Assuming zero-mean samples, both formulations give covariance estimates. I assume $$m$$ denoted in the upper-most formula is either $$n$$ or $$n-1$$. The first one uses individual samples, $$x_i$$ and the second one uses the data matrix, $$X$$, where the samples are the rows. The typical formulation of the data matrix $$X$$ is as follows:

$$X=\begin{bmatrix}x_1^T\\ x_2^T\\\vdots\\x_n^T\end{bmatrix}$$

So, the covariance estimate $$\frac{1}{n-1}X^TX$$ is: $$\frac{1}{n-1}\begin{bmatrix}x_1 &x_2&\dots &x_n\end{bmatrix}\begin{bmatrix}x_1^T\\ x_2^T\\\vdots\\x_n^T\end{bmatrix}=\frac{1}{n-1}\sum_{i=1}^n x_ix_i^T$$

• Brilliant Answer ! Thanks . But Why should data matrix X have entries as xi^T . Each xi might just be a single number right ? Transposing and not transposing a single number wouldn't make any difference , Am I right ? Or , please tell me if there is any specific reason to do so . – Bharathi Jun 28 at 19:25
• $x_i$ is in general a vector, say $p\times 1$, where $p$ is the dimension of your data. – gunes Jun 28 at 19:26
• Oh yeah alright ! Got it . Thanks a lot – Bharathi Jun 28 at 19:27

Your confusion seems to be about the notation being used here. You seem to be assuming that $$x^{(i)}$$ is a matrix. Whereas, in fact, $$x^{(i)}$$ is a column vector: $$x^{(i)}= \begin{bmatrix} x_1^{(i)} \\ x_2^{(i)} \\ \vdots \\ x_p^{(i)} \end{bmatrix}$$ Thus, every $$x^{(i)}$$ contains a single observation of all the $$p$$ variables that you're computing the covariance of, where each row is a different variable. The index $$i$$ denotes observations, not variables. For instance, $$x^{(5)}$$ contains the values of all of our variables in the 5-th observation. And $$x_3^{(5)}$$ would be the value of the third variable in the fifth observation.
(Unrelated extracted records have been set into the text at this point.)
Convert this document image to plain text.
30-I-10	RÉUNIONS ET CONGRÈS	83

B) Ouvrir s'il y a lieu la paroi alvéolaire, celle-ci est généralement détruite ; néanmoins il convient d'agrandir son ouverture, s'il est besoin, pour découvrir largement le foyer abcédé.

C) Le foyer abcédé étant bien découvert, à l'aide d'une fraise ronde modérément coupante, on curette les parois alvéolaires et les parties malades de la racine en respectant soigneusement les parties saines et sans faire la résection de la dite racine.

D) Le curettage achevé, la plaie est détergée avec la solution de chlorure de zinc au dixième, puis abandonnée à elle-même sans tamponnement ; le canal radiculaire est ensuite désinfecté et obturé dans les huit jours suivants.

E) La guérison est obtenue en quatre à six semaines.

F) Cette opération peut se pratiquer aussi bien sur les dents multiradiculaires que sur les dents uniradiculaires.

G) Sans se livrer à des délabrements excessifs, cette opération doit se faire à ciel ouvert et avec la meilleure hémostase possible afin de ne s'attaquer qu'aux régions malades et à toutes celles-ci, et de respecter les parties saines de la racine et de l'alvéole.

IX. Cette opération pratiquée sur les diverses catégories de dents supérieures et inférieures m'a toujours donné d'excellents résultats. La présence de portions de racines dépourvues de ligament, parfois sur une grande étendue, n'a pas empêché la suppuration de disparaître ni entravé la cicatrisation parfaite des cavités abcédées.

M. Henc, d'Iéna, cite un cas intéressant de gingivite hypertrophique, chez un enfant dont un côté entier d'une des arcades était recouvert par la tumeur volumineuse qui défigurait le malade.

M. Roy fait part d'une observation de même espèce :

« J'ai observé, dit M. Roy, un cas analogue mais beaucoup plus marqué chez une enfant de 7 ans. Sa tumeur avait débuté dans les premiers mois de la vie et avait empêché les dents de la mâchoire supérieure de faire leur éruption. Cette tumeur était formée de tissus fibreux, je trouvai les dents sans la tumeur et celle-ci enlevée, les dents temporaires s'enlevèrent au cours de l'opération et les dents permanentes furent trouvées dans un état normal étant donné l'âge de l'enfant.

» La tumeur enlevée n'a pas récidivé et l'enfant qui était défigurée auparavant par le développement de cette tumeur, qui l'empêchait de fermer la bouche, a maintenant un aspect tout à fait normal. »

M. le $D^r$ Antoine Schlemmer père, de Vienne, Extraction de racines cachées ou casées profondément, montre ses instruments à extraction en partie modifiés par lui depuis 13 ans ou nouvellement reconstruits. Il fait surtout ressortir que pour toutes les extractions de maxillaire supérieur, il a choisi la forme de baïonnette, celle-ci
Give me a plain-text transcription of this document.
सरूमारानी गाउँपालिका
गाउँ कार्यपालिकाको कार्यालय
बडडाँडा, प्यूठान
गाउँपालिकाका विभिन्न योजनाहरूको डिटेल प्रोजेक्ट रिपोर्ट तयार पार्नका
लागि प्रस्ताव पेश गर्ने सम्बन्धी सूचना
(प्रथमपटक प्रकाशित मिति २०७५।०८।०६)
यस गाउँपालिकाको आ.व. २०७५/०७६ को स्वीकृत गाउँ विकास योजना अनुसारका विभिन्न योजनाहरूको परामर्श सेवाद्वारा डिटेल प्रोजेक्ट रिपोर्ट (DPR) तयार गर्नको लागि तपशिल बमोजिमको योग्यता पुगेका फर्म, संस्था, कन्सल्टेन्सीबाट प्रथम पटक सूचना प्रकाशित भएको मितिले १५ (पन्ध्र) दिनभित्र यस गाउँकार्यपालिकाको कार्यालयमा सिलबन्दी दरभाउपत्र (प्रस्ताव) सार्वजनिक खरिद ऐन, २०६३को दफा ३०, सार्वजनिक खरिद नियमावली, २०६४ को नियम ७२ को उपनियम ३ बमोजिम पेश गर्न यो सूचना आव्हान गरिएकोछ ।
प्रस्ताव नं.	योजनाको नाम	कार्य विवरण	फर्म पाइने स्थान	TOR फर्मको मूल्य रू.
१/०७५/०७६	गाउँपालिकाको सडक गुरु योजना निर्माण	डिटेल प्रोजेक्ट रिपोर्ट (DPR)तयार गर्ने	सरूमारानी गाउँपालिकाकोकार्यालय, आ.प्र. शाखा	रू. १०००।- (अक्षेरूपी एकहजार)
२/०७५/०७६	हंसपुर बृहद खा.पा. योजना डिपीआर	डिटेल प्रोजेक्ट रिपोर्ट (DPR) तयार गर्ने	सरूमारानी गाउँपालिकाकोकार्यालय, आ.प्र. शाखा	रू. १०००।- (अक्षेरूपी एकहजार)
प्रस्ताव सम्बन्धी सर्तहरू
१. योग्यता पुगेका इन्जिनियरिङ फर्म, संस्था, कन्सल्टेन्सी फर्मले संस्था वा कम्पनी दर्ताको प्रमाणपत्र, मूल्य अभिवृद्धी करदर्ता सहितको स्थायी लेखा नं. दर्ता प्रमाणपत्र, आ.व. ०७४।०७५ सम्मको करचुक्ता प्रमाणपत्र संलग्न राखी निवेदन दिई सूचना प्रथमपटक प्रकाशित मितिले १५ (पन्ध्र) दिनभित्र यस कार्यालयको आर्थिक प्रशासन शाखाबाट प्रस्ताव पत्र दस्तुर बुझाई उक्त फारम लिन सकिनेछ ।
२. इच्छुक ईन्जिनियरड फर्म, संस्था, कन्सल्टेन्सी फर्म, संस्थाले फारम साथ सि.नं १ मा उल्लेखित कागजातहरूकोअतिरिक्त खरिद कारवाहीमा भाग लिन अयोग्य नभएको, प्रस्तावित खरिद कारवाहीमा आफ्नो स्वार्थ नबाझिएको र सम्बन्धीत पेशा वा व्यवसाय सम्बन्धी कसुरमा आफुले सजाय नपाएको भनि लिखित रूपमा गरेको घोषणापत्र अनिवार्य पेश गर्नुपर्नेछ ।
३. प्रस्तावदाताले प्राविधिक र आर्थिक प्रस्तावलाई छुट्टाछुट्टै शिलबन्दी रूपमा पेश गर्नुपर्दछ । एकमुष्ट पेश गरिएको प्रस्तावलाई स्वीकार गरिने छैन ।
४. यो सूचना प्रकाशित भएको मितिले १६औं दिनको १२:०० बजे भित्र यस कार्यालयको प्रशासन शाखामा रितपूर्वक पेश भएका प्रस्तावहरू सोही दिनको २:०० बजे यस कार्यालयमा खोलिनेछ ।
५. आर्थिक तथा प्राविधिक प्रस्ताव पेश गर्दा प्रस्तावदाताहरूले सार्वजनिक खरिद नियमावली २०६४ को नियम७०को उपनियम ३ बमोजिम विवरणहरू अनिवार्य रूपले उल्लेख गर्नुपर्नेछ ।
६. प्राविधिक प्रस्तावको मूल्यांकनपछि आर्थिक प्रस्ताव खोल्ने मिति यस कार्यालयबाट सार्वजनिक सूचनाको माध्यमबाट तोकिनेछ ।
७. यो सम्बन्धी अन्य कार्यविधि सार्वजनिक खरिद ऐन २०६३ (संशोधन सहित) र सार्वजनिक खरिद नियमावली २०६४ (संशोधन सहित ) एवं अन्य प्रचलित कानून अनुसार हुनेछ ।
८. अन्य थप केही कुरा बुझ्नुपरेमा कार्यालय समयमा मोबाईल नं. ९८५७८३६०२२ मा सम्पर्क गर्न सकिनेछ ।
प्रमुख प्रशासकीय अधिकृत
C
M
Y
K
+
If you wanted to do it all with matrix notation, and remove the summation operator from the formula, you could define a data matrix $$X$$: $$X= \begin{bmatrix} x^{(1)} & x^{(2)} & \cdots & x^{(n)} \end{bmatrix}$$ $$= \begin{bmatrix} x_1^{(1)} & x_1^{(2)} & \cdots & x_1^{(n)} \\ x_2^{(1)} & x_2^{(2)} & \cdots & x_2^{(n)} \\ \vdots &\vdots & \ddots\ & \vdots \\ x_p^{(1)} & x_p^{(2)} & \cdots & x_p^{(n)} \end{bmatrix}$$ And then you can use the formula: $$\Sigma = \frac{1}{m}{XX}^T$$ where $$m$$ equals either $$n$$ or $$n-1$$. This formula is equivalent to the one used in Andrew Ng's notes. We got rid of the summation over observations by putting those observations into the columns of the matrix $$X$$, and then taking a matrix product that "sums away" the observation dimension "under the hood". Importantly, though, both formulas define exactly the same sequence of operations.

In Ng's version, you can think of each $$x^{(i)}{x^{(i)}}^T$$-term as the "instantaneous covariance" of your variables, for the $$i$$-th observation (i.e. how much they happened to co-vary in that particular instance). We then average over all these instantaneous covariances to get an estimate of the overall covariance (how much the variables co-vary on average).